The task I have undertaken is not in essence difficult… If I could just be immortal, I could do it.

This page aims to digitally implement the idea of a Pierre Menard, someone who recreates an original work by chance, at least in spirit.

How?

This isn’t the first time a Borges short story has been “digitally implemented”. The Library of Babel, created by Jonathan Bastille, is designed to mimic the library described in Borges’ story by the same name, which is perhaps even more well-known than Pierre Monard.
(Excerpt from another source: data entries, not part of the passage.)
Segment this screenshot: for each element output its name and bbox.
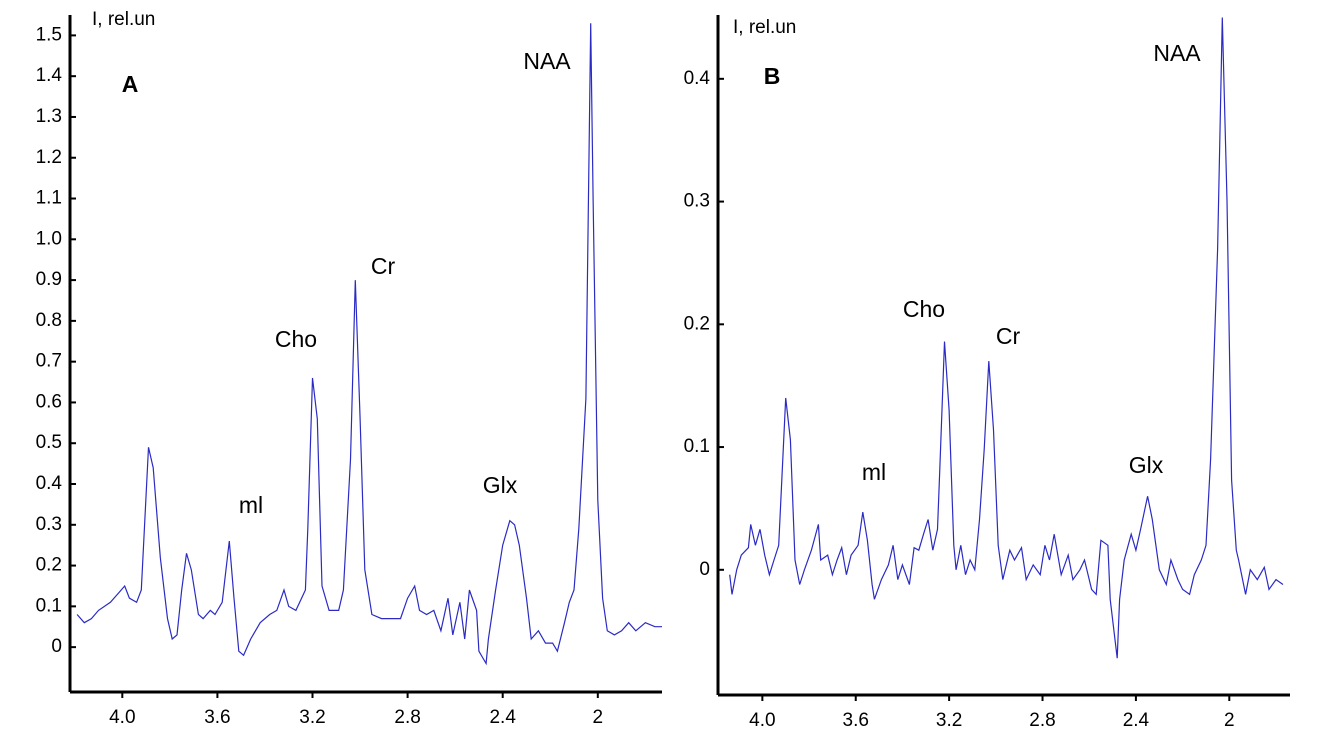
peak-label: ml [239, 492, 263, 518]
y-tick-label: 0.1 [684, 436, 710, 457]
y-tick-label: 0.9 [36, 269, 62, 290]
y-tick-label: 0.2 [36, 555, 62, 576]
y-tick-label: 0.5 [36, 432, 62, 453]
y-tick-label: 0 [699, 559, 710, 580]
peak-label: Glx [483, 472, 518, 498]
y-tick-label: 0.2 [684, 313, 710, 334]
x-tick-label: 2.4 [1123, 710, 1150, 731]
x-tick-label: 2.8 [394, 707, 420, 728]
y-tick-label: 0.8 [36, 310, 62, 331]
x-tick-label: 2.4 [489, 707, 516, 728]
spectrum-line [729, 17, 1284, 659]
peak-label: ml [862, 459, 886, 485]
y-axis-label: I, rel.un [733, 17, 796, 38]
y-tick-label: 1.2 [36, 147, 62, 168]
x-tick-label: 4.0 [749, 710, 775, 731]
y-tick-label: 1.3 [36, 106, 62, 127]
y-tick-label: 1.5 [36, 24, 62, 45]
y-tick-label: 0.6 [36, 391, 62, 412]
peak-label: Glx [1129, 452, 1164, 478]
peak-label: Cho [903, 296, 945, 322]
x-tick-label: 2 [1224, 710, 1235, 731]
x-tick-label: 3.2 [299, 707, 325, 728]
y-tick-label: 1.4 [36, 65, 63, 86]
x-tick-label: 4.0 [109, 707, 135, 728]
x-tick-label: 3.6 [204, 707, 230, 728]
y-tick-label: 0.4 [36, 473, 63, 494]
y-tick-label: 0.3 [36, 514, 62, 535]
x-tick-label: 3.2 [936, 710, 962, 731]
peak-label: NAA [1153, 40, 1201, 66]
panel-letter: A [122, 71, 139, 97]
peak-label: Cho [275, 326, 317, 352]
y-tick-label: 1.0 [36, 228, 62, 249]
panel-letter: B [764, 63, 781, 89]
y-axis-label: I, rel.un [92, 9, 155, 30]
y-tick-label: 0.1 [36, 595, 62, 616]
x-tick-label: 3.6 [843, 710, 869, 731]
y-tick-label: 0.4 [684, 68, 711, 89]
peak-label: NAA [523, 48, 571, 74]
y-tick-label: 0.3 [684, 191, 710, 212]
x-tick-label: 2.8 [1029, 710, 1055, 731]
y-tick-label: 0 [51, 636, 62, 657]
y-tick-label: 1.1 [36, 188, 62, 209]
spectrum-line [76, 23, 662, 666]
x-tick-label: 2 [593, 707, 604, 728]
peak-label: Cr [996, 323, 1021, 349]
peak-label: Cr [371, 253, 396, 279]
y-tick-label: 0.7 [36, 351, 62, 372]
To accomplish that, Bastille devised an extremely clever method to display the entire Library without storing a single byte.

Luckily for us, Borges detailed the exact steps necessary to digitally implement his other story:

This game of solitaire I play is governed by two polar rules: the first allows me to try out formal or psychological variants; the second forces me to sacrifice them to the “original” text and to come, by irrefutable arguments, to those eradications…

It turns out that this game is not far from the techniques used in genetic algorithms. In such a process, we would start by writing some chapters purely at random. Then from these chapters we would select the ones that “feel” the most like the Don Quixote out of the group, and “breed” them together, mixing the words to create new offspring books, some of which may have imperfections where a character is misplaced from their original parents’ text. These children make up the next generation, closer to the Quixote than the last, and we repeat the process with each generation until we reach one that contains the exact text of the original.

This is the exact technique we use to generate the paragraphs on this page, and it’s easy to imagine that Pierre Monard would take the same steps, too. With this process, we are able recreate the Don Quixote without knowing anything but how close a given text is to the original. The process itself is agnostic of the contents of the texts.

So What?

By itself, this type of algorithm is extremely simple. You could even consider it as the “Hello World” of genetic algorithms. If you know the answer you want, it’s pretty easy to get there.

But hopefully, this illustrates some of the depth in the core ideas of Pierre Monard. One of the central questions about the story is the veracity of Monard’s claims. Did he actually write the Quixote himself? Is that even possible? The narrator of the story claims that Monard destroyed all evidence of his intermediate attempts, so there’s no way to verify.

What if we did have proof? What if it was possible? The changing text on this page is the evidence lost in all of Monard’s bonfires. If you wait long enough you’ll see that it is indeed possible to happen upon the Don Quixote like an infinite number of monkeys with typewriters could.

Where the Library of Babel aims to get you lost in the infinite possibility of language, this page aims to be a companion when exploring the finiteness of language.